The set of all $x$ satisfying, $\sqrt{4x+1} + \sqrt{7-x} = 6 $, consists of:

Question

The set of all $x$ satisfying, $\sqrt{4x+1} + \sqrt{7-x} = 6 $, consists of:

$A)$ Two rational numbers. $B)$ An irrational number. $C)$ Complex number. $D)$ None.

How to solve the above question using proper method?

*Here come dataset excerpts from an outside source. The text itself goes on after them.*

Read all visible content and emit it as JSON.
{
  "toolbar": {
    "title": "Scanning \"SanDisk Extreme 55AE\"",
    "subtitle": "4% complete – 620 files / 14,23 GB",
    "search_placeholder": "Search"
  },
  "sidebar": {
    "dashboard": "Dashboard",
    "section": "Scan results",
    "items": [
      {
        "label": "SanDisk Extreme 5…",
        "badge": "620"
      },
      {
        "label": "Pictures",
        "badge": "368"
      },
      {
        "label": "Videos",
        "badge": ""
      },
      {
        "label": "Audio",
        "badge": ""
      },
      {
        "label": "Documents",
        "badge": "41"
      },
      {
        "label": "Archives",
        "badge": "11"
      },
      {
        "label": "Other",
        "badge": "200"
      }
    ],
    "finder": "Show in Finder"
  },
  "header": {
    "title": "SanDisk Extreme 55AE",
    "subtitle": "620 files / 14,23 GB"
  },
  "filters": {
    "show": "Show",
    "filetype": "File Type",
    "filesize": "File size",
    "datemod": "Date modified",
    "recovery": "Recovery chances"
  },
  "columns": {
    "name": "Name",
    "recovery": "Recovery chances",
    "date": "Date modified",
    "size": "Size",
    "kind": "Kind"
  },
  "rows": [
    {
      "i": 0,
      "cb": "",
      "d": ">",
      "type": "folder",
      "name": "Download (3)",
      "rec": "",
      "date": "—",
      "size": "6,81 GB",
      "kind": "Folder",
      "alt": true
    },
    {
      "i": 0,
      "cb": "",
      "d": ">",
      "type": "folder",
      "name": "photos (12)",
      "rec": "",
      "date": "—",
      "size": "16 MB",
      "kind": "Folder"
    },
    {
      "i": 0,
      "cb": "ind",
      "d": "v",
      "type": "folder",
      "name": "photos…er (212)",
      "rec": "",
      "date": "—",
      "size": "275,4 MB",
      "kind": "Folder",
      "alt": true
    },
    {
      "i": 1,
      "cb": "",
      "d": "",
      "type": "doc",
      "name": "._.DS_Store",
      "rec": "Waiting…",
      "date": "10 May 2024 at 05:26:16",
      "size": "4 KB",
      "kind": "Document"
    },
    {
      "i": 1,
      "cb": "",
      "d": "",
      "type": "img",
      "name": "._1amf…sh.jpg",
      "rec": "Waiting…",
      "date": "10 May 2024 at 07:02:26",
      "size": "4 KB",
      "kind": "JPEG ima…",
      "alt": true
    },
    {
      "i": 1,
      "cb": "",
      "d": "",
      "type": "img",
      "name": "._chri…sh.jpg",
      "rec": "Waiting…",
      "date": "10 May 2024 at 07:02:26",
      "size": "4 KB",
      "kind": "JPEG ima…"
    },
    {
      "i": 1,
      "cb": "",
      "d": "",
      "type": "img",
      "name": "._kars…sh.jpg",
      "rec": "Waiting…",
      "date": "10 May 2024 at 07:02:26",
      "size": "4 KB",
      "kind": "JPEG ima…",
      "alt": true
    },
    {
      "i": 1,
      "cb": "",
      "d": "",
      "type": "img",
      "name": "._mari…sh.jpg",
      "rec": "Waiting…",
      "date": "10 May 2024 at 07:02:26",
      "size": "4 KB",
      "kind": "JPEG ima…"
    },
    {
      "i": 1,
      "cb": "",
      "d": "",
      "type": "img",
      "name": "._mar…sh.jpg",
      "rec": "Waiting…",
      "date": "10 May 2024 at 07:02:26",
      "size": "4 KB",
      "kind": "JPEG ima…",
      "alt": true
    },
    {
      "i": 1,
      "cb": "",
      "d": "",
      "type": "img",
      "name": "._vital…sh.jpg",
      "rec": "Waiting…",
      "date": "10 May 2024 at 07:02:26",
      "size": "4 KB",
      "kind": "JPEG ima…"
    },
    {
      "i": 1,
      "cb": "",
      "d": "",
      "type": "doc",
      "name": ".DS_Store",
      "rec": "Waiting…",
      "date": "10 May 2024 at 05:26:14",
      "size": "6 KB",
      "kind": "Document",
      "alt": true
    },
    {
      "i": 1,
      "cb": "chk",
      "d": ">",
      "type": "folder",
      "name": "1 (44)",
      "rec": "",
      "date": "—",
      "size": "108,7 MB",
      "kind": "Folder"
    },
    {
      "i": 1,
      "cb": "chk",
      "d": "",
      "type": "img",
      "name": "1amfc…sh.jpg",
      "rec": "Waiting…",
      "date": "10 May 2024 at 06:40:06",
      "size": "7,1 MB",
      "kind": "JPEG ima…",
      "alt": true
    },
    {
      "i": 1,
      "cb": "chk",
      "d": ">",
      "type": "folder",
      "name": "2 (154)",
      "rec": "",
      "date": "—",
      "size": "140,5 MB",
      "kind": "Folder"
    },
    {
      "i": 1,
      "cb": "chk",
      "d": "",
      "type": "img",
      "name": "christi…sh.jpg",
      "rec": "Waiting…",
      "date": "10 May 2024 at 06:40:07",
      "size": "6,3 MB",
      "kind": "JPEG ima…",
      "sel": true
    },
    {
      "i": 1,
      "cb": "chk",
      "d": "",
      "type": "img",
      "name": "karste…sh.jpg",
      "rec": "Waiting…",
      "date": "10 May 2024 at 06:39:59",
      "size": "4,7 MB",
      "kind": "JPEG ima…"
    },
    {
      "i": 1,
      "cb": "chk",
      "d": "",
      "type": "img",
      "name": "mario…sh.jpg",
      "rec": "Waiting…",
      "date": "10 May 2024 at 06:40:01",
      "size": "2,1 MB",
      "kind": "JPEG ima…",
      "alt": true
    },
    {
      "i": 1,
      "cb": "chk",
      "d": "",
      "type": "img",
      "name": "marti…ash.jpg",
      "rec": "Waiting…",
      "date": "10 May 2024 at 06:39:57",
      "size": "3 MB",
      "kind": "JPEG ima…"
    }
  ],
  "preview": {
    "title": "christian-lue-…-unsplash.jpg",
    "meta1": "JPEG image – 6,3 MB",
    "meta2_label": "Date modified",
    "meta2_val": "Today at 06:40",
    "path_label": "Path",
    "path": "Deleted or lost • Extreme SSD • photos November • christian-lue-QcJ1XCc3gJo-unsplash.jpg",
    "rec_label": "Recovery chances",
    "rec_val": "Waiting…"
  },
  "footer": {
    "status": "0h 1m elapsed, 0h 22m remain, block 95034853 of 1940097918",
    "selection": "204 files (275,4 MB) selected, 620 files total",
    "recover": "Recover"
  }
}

I got the values by substitution. I just considered the values after evaluation of the radical to be $(5,1)$ ,$(3,3)$ and $(4,2)$.

This leads me to nice and whole values of $x = 6$. I can't find any other solutions.

I tried squaring, but the solution is getting really nasty at a point. I wonder if there could be any more methods to solve this problem. Any help or suggestion would be appreciated. Thanks!

Answer 1

Note that\begin{align}\sqrt{4x+1}+\sqrt{7-x}=6&\implies4x+1+7-x+2\sqrt{4x+1}\sqrt{7-x}=36\\&\iff2\sqrt{4x+1}\sqrt{7-x}=28-3x\\&\implies4(4x+1)(7-x)=(28-3x)^2\\&\iff25 x^2-276 x+756=0\\&\iff x=6\text{ or }x=\frac{126}{25}.\end{align}And you can easily check that $6$ and $\frac{126}{25}$ are actually roots of the original equation.

Answer 2

WLOG $\sqrt{4x+1}=6\cos^2t$ and $\sqrt{7-x}=6\sin^2t$

$\implies4x+1=36\cos^4t,7-x=36\sin^4t$

$\implies36\cos^4t+144\sin^4t=\cdots=29$

$\implies36\cos^4t+144(1-\cos^2t)^2=\cdots=29$

$\iff180\cos^4t-288\cos^2t+115=0$

$\implies\cos^2t=\dfrac56,\dfrac{23}{30}$

$\implies x=\dfrac{36(\cos^2t)^2-1}4=?$

Answer 3

Here's is a variation of Jose's answer, which appeared as I was typing this up:

$$\sqrt{4x+1} + \sqrt{7-x} = 6 \\ \iff \sqrt{4x+1} = 6 - \sqrt{7-x} $$ $$\implies 4x+1 = 36+(7-x) - 12\sqrt{7-x}\tag{1} \\ \iff 5x-42=12\sqrt{7-x} $$ $$\implies 25x^2+1764-420x=144(7-x) \tag{2}\\ \iff 25x^2-276x+756=0 \\ \iff x=6\text{ or }\frac{126}{25}$$

The steps labelled (1) & (2) aren't invertible and might have created extraneous solutions; a quick check verifies that both $6$ and $\frac{126}{25}$ indeed satisfy the original equation.